Seamos culpables o no, cuando nos encontramos indefensos y a merced de otros, ansiamos y anhelamos encontrar misericordia: o sea ayuda, apoyo, compasión.
Pero cuando somos agresores –y siempre el agresor juzga que actúa justamente y que es el único o el mejor modo de resolver el problema- en esas circunstancias para nada pensamos en la misericordia, la cual se juzgaría como debilidad.
El mundo actual no nos lleva a cultivar la misericordia; al contrario, nos lleva a ser jueces y ejecutores enérgicos, de modo que la violencia se resuelva con una acción más violenta, o sea con prepotencia.
Pero con estos criterios el mundo va dejando de ser humano y se vuelve salvaje.

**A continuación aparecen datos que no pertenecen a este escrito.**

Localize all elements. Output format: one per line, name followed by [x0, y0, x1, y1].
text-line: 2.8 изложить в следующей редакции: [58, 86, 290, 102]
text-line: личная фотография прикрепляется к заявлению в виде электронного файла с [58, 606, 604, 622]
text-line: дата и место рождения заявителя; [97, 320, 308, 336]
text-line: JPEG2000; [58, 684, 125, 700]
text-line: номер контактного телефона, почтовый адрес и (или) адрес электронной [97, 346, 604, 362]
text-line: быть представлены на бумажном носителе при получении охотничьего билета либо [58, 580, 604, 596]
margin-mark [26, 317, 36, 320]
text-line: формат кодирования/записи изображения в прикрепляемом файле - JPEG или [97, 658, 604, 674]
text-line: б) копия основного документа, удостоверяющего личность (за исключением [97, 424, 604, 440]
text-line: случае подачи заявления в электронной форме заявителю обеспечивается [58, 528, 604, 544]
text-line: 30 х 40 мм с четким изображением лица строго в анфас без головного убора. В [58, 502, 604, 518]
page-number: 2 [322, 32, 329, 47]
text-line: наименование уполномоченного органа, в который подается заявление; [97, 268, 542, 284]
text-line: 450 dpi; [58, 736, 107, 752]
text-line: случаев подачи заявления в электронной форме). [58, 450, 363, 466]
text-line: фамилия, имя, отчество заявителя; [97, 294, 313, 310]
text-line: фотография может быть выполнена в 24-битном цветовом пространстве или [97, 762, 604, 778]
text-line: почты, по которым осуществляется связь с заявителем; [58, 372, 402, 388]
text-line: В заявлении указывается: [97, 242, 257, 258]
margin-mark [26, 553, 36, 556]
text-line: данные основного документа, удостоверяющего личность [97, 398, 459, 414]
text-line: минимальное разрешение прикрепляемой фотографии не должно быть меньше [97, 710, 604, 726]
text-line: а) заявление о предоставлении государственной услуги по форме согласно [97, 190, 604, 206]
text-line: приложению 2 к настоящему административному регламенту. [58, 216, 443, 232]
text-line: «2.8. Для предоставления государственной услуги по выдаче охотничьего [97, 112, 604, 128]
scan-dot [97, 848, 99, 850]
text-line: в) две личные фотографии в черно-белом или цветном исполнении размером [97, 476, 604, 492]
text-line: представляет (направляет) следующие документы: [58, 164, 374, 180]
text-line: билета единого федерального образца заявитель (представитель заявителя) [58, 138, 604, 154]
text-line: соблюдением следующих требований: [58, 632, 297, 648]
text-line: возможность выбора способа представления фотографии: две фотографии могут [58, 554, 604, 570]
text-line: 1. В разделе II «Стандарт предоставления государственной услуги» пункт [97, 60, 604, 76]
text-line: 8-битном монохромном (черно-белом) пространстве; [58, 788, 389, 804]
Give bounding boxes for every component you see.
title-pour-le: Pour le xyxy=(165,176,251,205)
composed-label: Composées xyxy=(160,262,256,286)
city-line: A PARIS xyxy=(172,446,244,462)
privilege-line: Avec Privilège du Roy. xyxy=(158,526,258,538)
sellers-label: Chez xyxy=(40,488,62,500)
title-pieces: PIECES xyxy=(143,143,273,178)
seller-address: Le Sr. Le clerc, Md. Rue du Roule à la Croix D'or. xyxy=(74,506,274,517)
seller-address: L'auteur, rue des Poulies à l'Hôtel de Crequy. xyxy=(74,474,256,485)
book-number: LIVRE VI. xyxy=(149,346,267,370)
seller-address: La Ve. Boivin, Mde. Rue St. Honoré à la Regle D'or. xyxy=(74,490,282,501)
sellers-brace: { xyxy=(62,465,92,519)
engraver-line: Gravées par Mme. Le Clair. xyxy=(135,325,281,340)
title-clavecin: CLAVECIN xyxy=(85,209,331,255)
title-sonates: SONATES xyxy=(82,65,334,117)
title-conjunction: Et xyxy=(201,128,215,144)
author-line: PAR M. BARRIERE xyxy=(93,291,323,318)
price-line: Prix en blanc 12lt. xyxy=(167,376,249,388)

Nos enteramos de las noticias: otro linchamiento, ahora en la colonia Aquiles Serdán, del municipio de Chapulco; a un joven le destrozan el cráneo en Cuesta Blanca, del municipio de Palmar de Bravo; en Tehuacán un grupo de personas da una golpiza a otra persona, provocándole fracturas. Por mencionar sólo algunos ejemplos.
El hombre es lobo contra el hombre.
Pero yo –con la Iglesia católica- sigo esperando la misericordia de Dios y pidiendo a Dios que nos decidamos a desterrar la violencia como intento de solución a los problemas.
La misericordia no es debilidad; no quiere decir permitir que el malvado se apodere y adueñe de la situación. La misericordia es amor hecho ternura, compasión, perdón.
Gracias a la misericordia, el agraviado, la víctima, encuentra consuelo y esperanza para seguir viviendo.
Gracias a la misericordia el agresor canaliza adecuadamente su remordimiento y reorienta su vida de manera verdaderamente humana y también divina.
Como seres humanos somos imagen de Dios. Si Dios es por esencia misericordia, estamos llamados a vivir de misericordia: que recibimos y que damos más delante.
La misericordia implica proceso de liberación. Se endereza y fortalece la relación humana.
Dios no se cansa de perdonar, de dar su misericordia. No nos cansemos de pedir perdón y de luchar por enderezar nuestra vida según Dios.